A group of three left-wing parties in Poland have officially backed former Eurocrat and top Brexit oppinent Donald Tusk to become Prime Minister as they seek to form a coalition government.

The parliamentary elections held in Poland earlier this month saw the governing conservative Law and Justice party (PiS) gain the most votes of any single party, however, they fell short of the necessary threshold to secure a majority in the Sejm (parliament), meaning that a coalition of three left-wing parties is likely to come into power.

Following consultations with President Andrzej Duda, who is tasked with the duty of inviting parties to form a government, the opposition Third Road and Left parties formally announced that they will back globalist former EU president and one of the principal opponents to the pro-sovereignty Brexit movement Donald Tusk to once again become the leader of Poland.

Tusk, who previously served as Polish prime minister from 2007 to 2014 before abandoning his post and taking up a far more lucrative position as the head of the European Union’s executive arm in Brussels and who is unfailingly described as “center-right” in international media reports but is best understood as a globalist, said on Tuesday: “We are ready to create a government.”

Although Tusk’s Citizens’ Coalition (PO) came in second place in the elections to the PiS by a margin of 35.4 per cent to 30.7, when combined with two other parties, the left-wing bloc secured more than 54 per cent of the total vote and set to collectively have more than the 248 necessary seats to form a governing coalition in the parliament.

Tusk may potentially have to wait until December before being allowed to form a government, however, given that President Duda — who is politically aligned against him — has thirty days after the election to ask a party to form a government and could further delay proceedings by first asking the conservative PiS — which won the most votes — to try to form a government first, despite next to no chance of them being able to do so.

The globalist politician attempted to pressure Duda ahead of their meeting this week, saying: “I am counting on constructive cooperation with the president and on quick decisions.”

The seemingly inevitable return of Tusk to power in Warsaw will likely have significant consequences not only for one of the hitherto most small-c conservative states in Europe but also throughout the EU given that the former Brussels bureaucrat will likely side with the neo-liberal governments in Berlin and Paris rather than with right-wing leaders in Budapest and Rome, and therefore likely further isolating Viktor Orbán in Hungary.

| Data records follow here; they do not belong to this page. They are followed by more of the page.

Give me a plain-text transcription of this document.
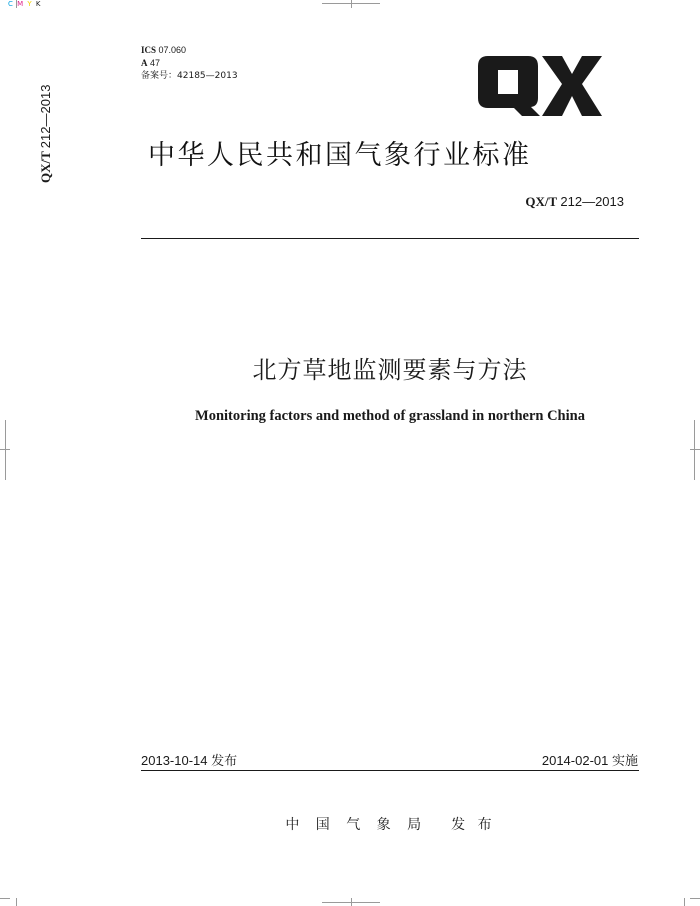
C M Y K
QX/T 212—2013
ICS 07.060
A 47
备案号：42185—2013
中华人民共和国气象行业标准
QX/T 212—2013
北方草地监测要素与方法
Monitoring factors and method of grassland in northern China
2013-10-14 发布	2014-02-01 实施

中 国 气 象 局 发 布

Previously, the governing Law and Justice (PiS) party in Poland had balked at attempts by Brussels to impose diktats on staple progressive issues such as transgender ideology, mass migration, and abortion. Despite winning the most votes of any party, the Law and Justice’s nationalist conservative platform will be reversed by Tusk.

Ahead of the election, Law and Justice argued that a vote for Tusk would only serve to advance the interest of foreign nations — specifically those in power in Berlin and Brussels — rather than the people of Poland. Prime Minister Morawiecki went so far as to say that “Tusk is the biggest threat to our security.”

The former EU Council chief has a history of not only undermining the national sovereignty of his own people but those further afield as well, previously serving as one of the top opponents of the populist Brexit movement in Britain, which he took steps to delay and sabotage while in power.

Tusk, who said that there was a “special place in hell” for British politicians who supported leaving the EU and that it was “one of the most spectacular mistakes”, admitted that he used his position of power in the EU to try to “prolong the debate” over Brexit with the hopes that “it could be reversible”. Demonstrating his autocratic tendencies, Tusk even admitted to pressuring former British Prime Minister David Cameron to ignore the referendum and therefore the will of the people entirely.